Sem esconder a teatralidade de seu material original (o que, repito, me incomoda um pouco), “A Tragédia de Macbeth” se sobressai com atuações soberbas e escolhas visuais que tornam a experiência diferente e memorável. É um filme extremamente fiel ao texto de Shakespeare, e para quem gosta muito do conteúdo fonte, é um prato cheio e bem servido. Posso não ser este fã, mas reconheço a força da história e me deleito quando conseguem trazer elementos novos em algo frequentemente adaptado. E nunca é demais assistir Denzel Washington brilhando em cena.
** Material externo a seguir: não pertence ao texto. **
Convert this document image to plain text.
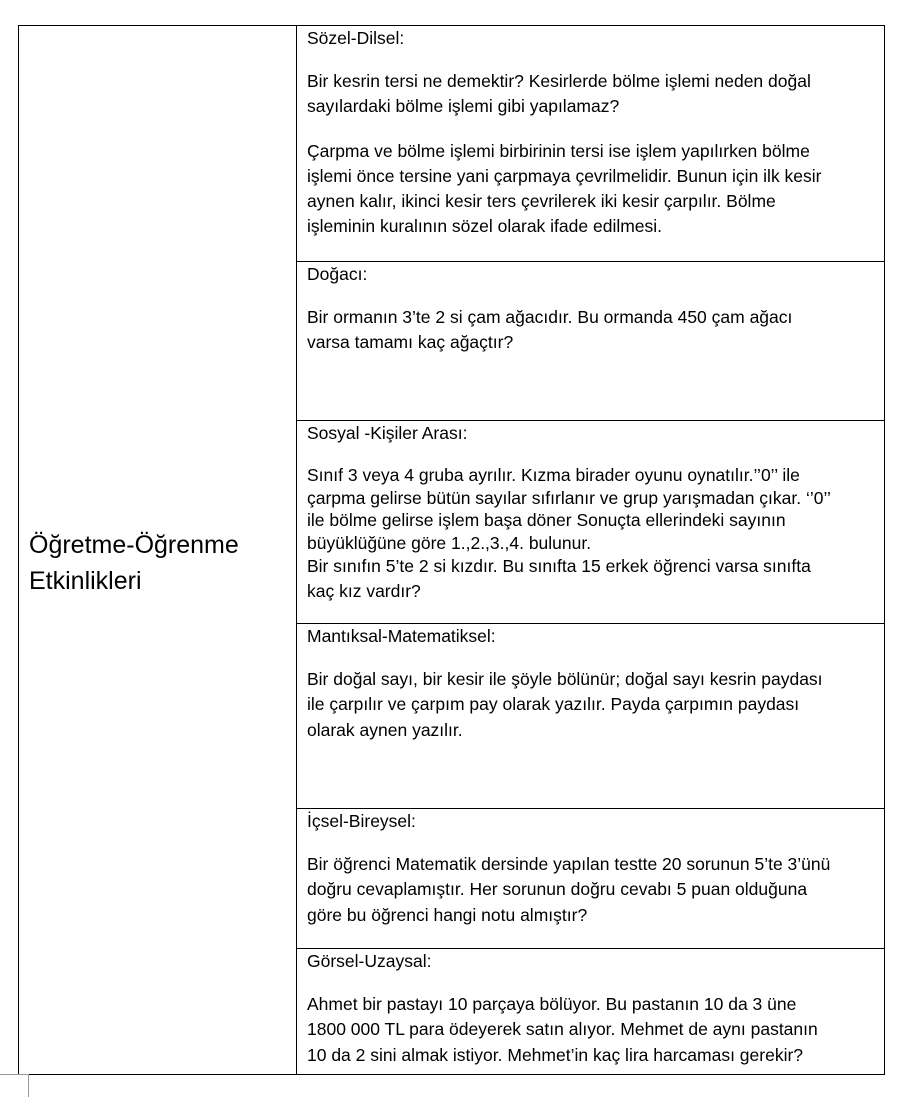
Öğretme-Öğrenme
Etkinlikleri

Sözel-Dilsel:

Bir kesrin tersi ne demektir? Kesirlerde bölme işlemi neden doğal
sayılardaki bölme işlemi gibi yapılamaz?

Çarpma ve bölme işlemi birbirinin tersi ise işlem yapılırken bölme
işlemi önce tersine yani çarpmaya çevrilmelidir. Bunun için ilk kesir
aynen kalır, ikinci kesir ters çevrilerek iki kesir çarpılır. Bölme
işleminin kuralının sözel olarak ifade edilmesi.

Doğacı:

Bir ormanın 3’te 2 si çam ağacıdır. Bu ormanda 450 çam ağacı
varsa tamamı kaç ağaçtır?

Sosyal -Kişiler Arası:

Sınıf 3 veya 4 gruba ayrılır. Kızma birader oyunu oynatılır.’’0’’ ile
çarpma gelirse bütün sayılar sıfırlanır ve grup yarışmadan çıkar. ‘’0’’
ile bölme gelirse işlem başa döner Sonuçta ellerindeki sayının
büyüklüğüne göre 1.,2.,3.,4. bulunur.

Bir sınıfın 5’te 2 si kızdır. Bu sınıfta 15 erkek öğrenci varsa sınıfta
kaç kız vardır?

Mantıksal-Matematiksel:

Bir doğal sayı, bir kesir ile şöyle bölünür; doğal sayı kesrin paydası
ile çarpılır ve çarpım pay olarak yazılır. Payda çarpımın paydası
olarak aynen yazılır.

İçsel-Bireysel:

Bir öğrenci Matematik dersinde yapılan testte 20 sorunun 5’te 3’ünü
doğru cevaplamıştır. Her sorunun doğru cevabı 5 puan olduğuna
göre bu öğrenci hangi notu almıştır?

Görsel-Uzaysal:

Ahmet bir pastayı 10 parçaya bölüyor. Bu pastanın 10 da 3 üne
1800 000 TL para ödeyerek satın alıyor. Mehmet de aynı pastanın
10 da 2 sini almak istiyor. Mehmet’in kaç lira harcaması gerekir?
The Tragedy of Macbeth/EUA – 2021

Dirigido por: Joel Coen

Com: Denzel Washington, Frances McDormand, Alex Hassell, Brendan Gleeson, Corey Hawkins…

Sinopse: Baseado na peça trágica de William Shakespeare, a nova adaptação de A Tragédia de Macbeth segue a história do lorde Macbeth ao voltar de uma guerra. No meio do caminho, três bruxas o abordam e falam sobre sua visão de que ele será o próximo rei da Escócia. Ao contar a notícia para sua esposa, eles planejam o assassinato do rei atual do país e assim garantir o reinado de Macbeth. Porém, como o prórpio nome diz, Macbeth é uma tragédia, em uma adaptação feroz e que, além de ser uma história de assassinato, envolve loucura, ambição e astúcia furiosa.